SEJARAH SINGKAT TERBENTUKNYA FABC
FABC adalah singkatan dari Federation of Asian Bishops’ Conferences, “Federasi Konferensi-Konferensi Para Uskup Asia”. Awalmula keberadaan FABC dapat ditelusuri ke belakang, saat berlangsungnya Konsili Vatikan II. Ketika itu banyak Uskup Asia bertemu untuk pertama kali. Persahabatan mulai terbentuk, dan suatu kesadaran akan identitas yang sama membawa pada gagasan membentuk sejenis organisasi yang dapat memungkinkan terwujudnya interaksi berkelanjutan.

Kunjungan Paus Paulus VI ke Manila di tahun 1970 menjadi kesempatan suatu pertemuan yang dapat disebut “Pertemuan Para Uskup Asia” (Asian Bishops Meeting, disingkat ABM). Tema yang dipilih untuk pertemuan tersebut adalah Populorum Progressio (Kemajuan Bangsa-Bangsa), tema ensiklik Paus Paulus VI yang baru saja dikeluarkan. Selama berlangsungnya ABM, kebutuhan akan suatu struktur permanen untuk mempersatukan para Uskup dari berbagai negara Asia semakin dirasakan. Maka diadakanlah sebuah pertemuan khusus selama berlangsungya ABM, dan sebuah “team tindaklanjut” diberi mandat untuk mengadakan pertemuan “Para Ketua Konferensi Waligereja”.

Pada bulan Maret 1971 pertemuan pertama para Ketua Konferensi diadakan di Hong Kong. Pokok utama dalam agenda pertemuan tersebut adalah diskusi mengenai hakekat, sasaran dan bidang cakupan Federasi Konferensi-Konferensi Para Waligereja Asia yang diusulkan, serta rancangan seperangkat Statuta. Statuta disetujui oleh Roma pada bulan November 1972, dan dengan demikian FABC resmi terbentuk.

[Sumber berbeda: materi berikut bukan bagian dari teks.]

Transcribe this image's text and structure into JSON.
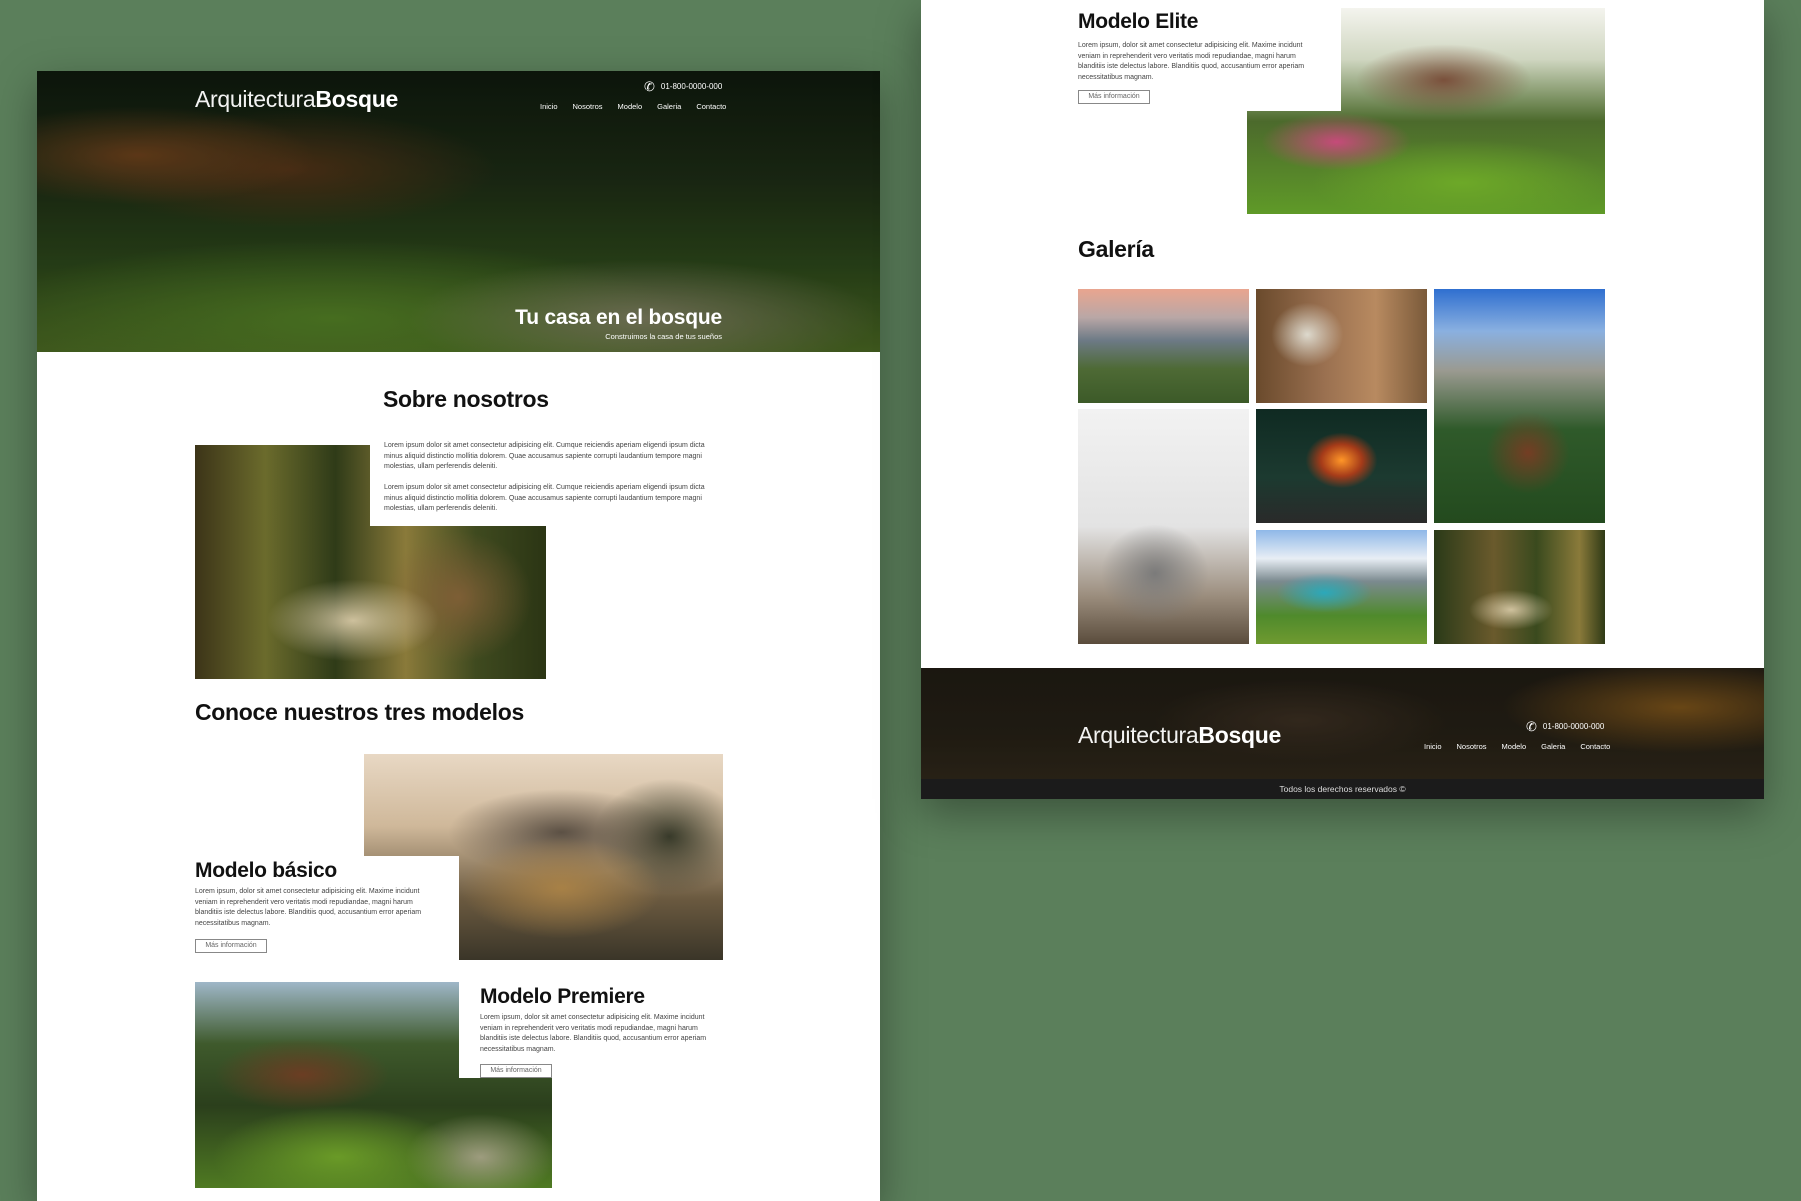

HAKEKAT FABC (Statuta Bab 1, Psl. 1)
FABC adalah sebuah asosiasi sukarela Konferensi-Konferensi para Waligereja di Asia Selatan, Asia Tenggara, Asia Timur dan Tengah, yang dibentuk atas persetujuan Takhta Suci. Tujuannya ialah membantu memperkembangkan solidaritas dan ko-responsibilitas antar para anggota, demi kesejahteraan Gereja dan masyarakat di Asia, dan memajukan serta membela kepentingan/kebaikan yang lebih besar.
Keputusan-keputusan Federasi tidak mempunyai daya mengikat secara yuridis; penerimaannya merupakan suatu ungkapan tanggungjawab kolegial.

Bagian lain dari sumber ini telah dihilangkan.